After once again losing a football game to the college'ss arch rival, the alumni association conducted a survey to see if alumni were in favor of firing the coach. A simple random sample of 100 alumni from the population of all living alumni was taken. Sixty-four of the alumni in the sample were in favor of firing the coach. Let p represent the proportion of all living alumni who favor firing the coach

What is a 90% confidence interval for p? ( upper and lower limit to 4 decimal places)

Suppose the alumni association wished to see if the majority of alumni are in favor of firing the coach. To do this they test the hypotheses H0: p = 0.50 versus Ha: p > 0.50. What is the P-value for this hypothesis test? ( 4 decimal places)

Suppose the alumni association wished to conduct the test at a 1% significance level. What would their decision be? Based on that decision, what type of mistake could they have made?

Answer 1

a) The 90% confidence interval would be given (0.561;0.719).

b)
`p_v =P(z>2.8)=1-P(z<2.8)=0.0026`

c) Using the significance level assumed
`\alpha=0.01` we see that
`p_v<\alpha` so we have enough evidence at this significance level to reject the null hypothesis. And on this case makes sense the claim that the proportion is higher than 0.5 or 50%.

Explanation:

1) Data given and notation

n=100 represent the random sample taken

X=64 represent were in favor of firing the coach

`\hat p=(64)/(100)=0.64` estimated proportion for were in favor of firing the coach

`p_o=0.5` is the value that we want to test since the problem says majority

`\alpha` represent the significance level (no given, but is assumed)

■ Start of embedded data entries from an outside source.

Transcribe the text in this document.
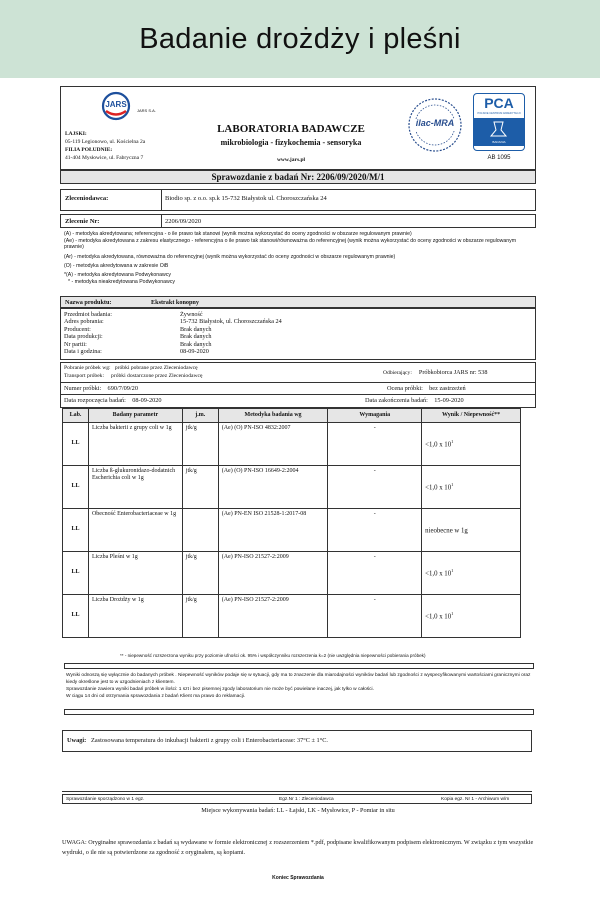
Badanie drożdży i pleśni
JARS
JARS S.A.
LAJSKI:
05-119 Legionowo, ul. Kościelna 2a
FILIA POŁUDNIE:
41-404 Mysłowice, ul. Fabryczna 7
LABORATORIA BADAWCZE
mikrobiologia - fizykochemia - sensoryka
www.jars.pl
ilac-MRA
PCA
POLSKIE CENTRUM AKREDYTACJI
BADANIA
AB 1095
Sprawozdanie z badań Nr: 2206/09/2020/M/1
Zleceniodawca:	Biodio sp. z o.o. sp.k 15-732 Białystok ul. Choroszczańska 24
Zlecenie Nr:	2206/09/2020
(A) - metodyka akredytowana; referencyjna - o ile prawo tak stanowi (wynik można wykorzystać do oceny zgodności w obszarze regulowanym prawnie)
(Ae) - metodyka akredytowana z zakresu elastycznego - referencyjna o ile prawo tak stanowi/równoważna do referencyjnej (wynik można wykorzystać do oceny zgodności w obszarze regulowanym prawnie)
(Ar) - metodyka akredytowana, równoważna do referencyjnej (wynik można wykorzystać do oceny zgodności w obszarze regulowanym prawnie)
(O) - metodyka akredytowana w zakresie OiB
*(A) - metodyka akredytowana Podwykonawcy
* - metodyka nieakredytowana Podwykonawcy
Nazwa produktu:	Ekstrakt konopny
Przedmiot badania:	Żywność
Adres pobrania:	15-732 Białystok, ul. Choroszczańska 24
Producent:	Brak danych
Data produkcji:	Brak danych
Nr partii:	Brak danych
Data i godzina:	08-09-2020
Pobranie próbek wg: próbki pobrane przez Zleceniodawcę
Transport próbek: próbki dostarczone przez Zleceniodawcę	Odbierający: Próbkobiorca JARS nr: 538
Numer próbki: 690/7/09/20	Ocena próbki: bez zastrzeżeń
Data rozpoczęcia badań: 08-09-2020	Data zakończenia badań: 15-09-2020
Lab.	Badany parametr	j.m.	Metodyka badania wg	Wymagania	Wynik / Niepewność**
LL	Liczba bakterii z grupy coli w 1g	jtk/g	(Ae) (O) PN-ISO 4832:2007	-	<1,0 x $10^1$
LL	Liczba ß-glukuronidazo-dodatnich Escherichia coli w 1g	jtk/g	(Ae) (O) PN-ISO 16649-2:2004	-	<1,0 x $10^1$
LL	Obecność Enterobacteriaceae w 1g		(Ae) PN-EN ISO 21528-1:2017-08	-	nieobecne w 1g
LL	Liczba Pleśni w 1g	jtk/g	(Ae) PN-ISO 21527-2:2009	-	<1,0 x $10^1$
LL	Liczba Drożdży w 1g	jtk/g	(Ae) PN-ISO 21527-2:2009	-	<1,0 x $10^1$
** - niepewność rozszerzona wyniku przy poziomie ufności ok. 95% i współczynniku rozszerzenia k=2 (nie uwzględnia niepewności pobierania próbek)
Wyniki odnoszą się wyłącznie do badanych próbek . Niepewność wyników podaje się w sytuacji, gdy ma to znaczenie dla miarodajności wyników badań lub zgodności z wyspecyfikowanymi wartościami granicznymi oraz kiedy określone jest to w uzgodnieniach z klientem.
Sprawozdanie zawiera wyniki badań próbek w ilości: 1 szt i bez pisemnej zgody laboratorium nie może być powielane inaczej, jak tylko w całości.
W ciągu 14 dni od otrzymania sprawozdania z badań Klient ma prawo do reklamacji.
Uwagi: Zastosowana temperatura do inkubacji bakterii z grupy coli i Enterobacteriaceae: 37°C ± 1°C.
Sprawozdanie sporządzono w 1 egz.	Egz.Nr 1 : Zleceniodawca	Kopia egz. Nr 1 - Archiwum w/m
Miejsce wykonywania badań: LL - Łajski, LK - Mysłowice, P - Pomiar in situ
UWAGA: Oryginałne sprawozdania z badań są wydawane w formie elektronicznej z rozszerzeniem *.pdf, podpisane kwalifikowanym podpisem elektronicznym. W związku z tym wszystkie wydruki, o ile nie są potwierdzone za zgodność z oryginałem, są kopiami.
Koniec Sprawozdania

z would represent the statistic (variable of interest)

`p_v` represent the p value (variable of interest)

p= population proportion of Americans for were in favor of firing the coach

Part a

The confidence interval would be given by this formula

`\hat p \pm z_(\alpha/2) \sqrt{(\hat p(1-\hat p))/(n)}`

For the 90% confidence interval the value of
`\alpha=1-0.9=0.1` and
`\alpha/2=0.05`, with that value we can find the quantile required for the interval in the normal standard distribution.

`z_(\alpha/2)=1.64`

And replacing into the confidence interval formula we got:

`0.64 - 1.64 \sqrt{(0.64(1-0.64))/(100)}=0.561`

`0.64 + 1.64 \sqrt{(0.64(1-0.64))/(100)}=0.719`

And the 90% confidence interval would be given (0.561;0.719).

Part b

We need to conduct a hypothesis in order to test the claim that the proportion exceeds 50%(Majority). :

Null Hypothesis:
`p \leq 0.5`

Alternative Hypothesis:
`p >0.5`

We assume that the proportion follows a normal distribution.

This is a one tail upper test for the proportion of union membership.

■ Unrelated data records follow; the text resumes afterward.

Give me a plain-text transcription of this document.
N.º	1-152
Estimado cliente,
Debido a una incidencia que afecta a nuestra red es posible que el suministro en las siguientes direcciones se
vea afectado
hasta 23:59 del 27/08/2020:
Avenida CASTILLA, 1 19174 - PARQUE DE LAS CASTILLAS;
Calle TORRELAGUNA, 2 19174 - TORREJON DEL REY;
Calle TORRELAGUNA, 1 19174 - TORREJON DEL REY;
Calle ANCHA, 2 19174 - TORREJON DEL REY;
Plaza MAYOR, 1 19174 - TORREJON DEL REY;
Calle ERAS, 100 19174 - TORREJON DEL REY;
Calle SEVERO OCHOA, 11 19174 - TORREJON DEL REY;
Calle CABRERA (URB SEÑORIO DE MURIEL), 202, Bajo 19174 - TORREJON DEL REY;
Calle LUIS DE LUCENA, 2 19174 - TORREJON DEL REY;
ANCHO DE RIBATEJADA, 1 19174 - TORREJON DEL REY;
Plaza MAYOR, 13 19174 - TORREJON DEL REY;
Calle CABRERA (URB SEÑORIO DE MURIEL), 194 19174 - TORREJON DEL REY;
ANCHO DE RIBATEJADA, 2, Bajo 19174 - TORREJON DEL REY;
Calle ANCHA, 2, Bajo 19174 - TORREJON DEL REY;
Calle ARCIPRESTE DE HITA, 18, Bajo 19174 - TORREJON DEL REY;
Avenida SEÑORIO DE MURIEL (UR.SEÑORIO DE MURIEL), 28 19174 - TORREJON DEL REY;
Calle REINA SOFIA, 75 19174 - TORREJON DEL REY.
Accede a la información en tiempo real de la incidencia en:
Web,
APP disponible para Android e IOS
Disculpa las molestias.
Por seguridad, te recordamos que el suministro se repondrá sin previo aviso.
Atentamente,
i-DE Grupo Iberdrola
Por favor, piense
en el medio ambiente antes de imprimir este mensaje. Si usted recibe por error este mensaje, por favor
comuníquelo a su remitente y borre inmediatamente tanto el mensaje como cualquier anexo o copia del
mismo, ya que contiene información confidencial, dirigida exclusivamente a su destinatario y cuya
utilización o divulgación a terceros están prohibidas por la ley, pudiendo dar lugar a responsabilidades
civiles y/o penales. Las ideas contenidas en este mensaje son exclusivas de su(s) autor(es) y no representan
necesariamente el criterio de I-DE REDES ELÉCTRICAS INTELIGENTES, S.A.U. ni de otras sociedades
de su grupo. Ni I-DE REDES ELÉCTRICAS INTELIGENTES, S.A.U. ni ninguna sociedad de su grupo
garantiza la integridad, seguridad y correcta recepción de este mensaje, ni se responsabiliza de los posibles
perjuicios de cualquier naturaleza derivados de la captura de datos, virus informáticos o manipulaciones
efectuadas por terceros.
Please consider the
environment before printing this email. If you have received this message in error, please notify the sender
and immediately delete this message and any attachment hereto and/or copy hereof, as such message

The One-Sample Proportion Test is "used to assess whether a population proportion
`\hat p` is significantly (different,higher or less) from a hypothesized value
`p_o`".

Check for the assumptions that he sample must satisfy in order to apply the test

a)The random sample needs to be representative: On this case the problem no mention about it but we can assume it.

b) The sample needs to be large enough

`np_o =100*0.64=64>10`

`n(1-p_o)=100*(1-0.64)=36>10`

Calculate the statistic

The statistic is calculated with the following formula:

`z=\frac{\hat p -p_o}{\sqrt{(p_o(1-p_o))/(n)}}`

On this case the value of
`p_o=0.5` is the value that we are testing and n = 100.

`z=\frac{0.64 -0.5}{\sqrt{(0.5(1-0.5))/(100)}}=2.8`

The p value for the test would be:

`p_v =P(z>2.8)=1-P(z<2.8)=0.0026`

Part c

Using the significance level assumed
`\alpha=0.01` we see that
`p_v<\alpha` so we have enough evidence at this significance level to reject the null hypothesis. And on this case makes sense the claim that the proportion is higher than 0.5 or 50%.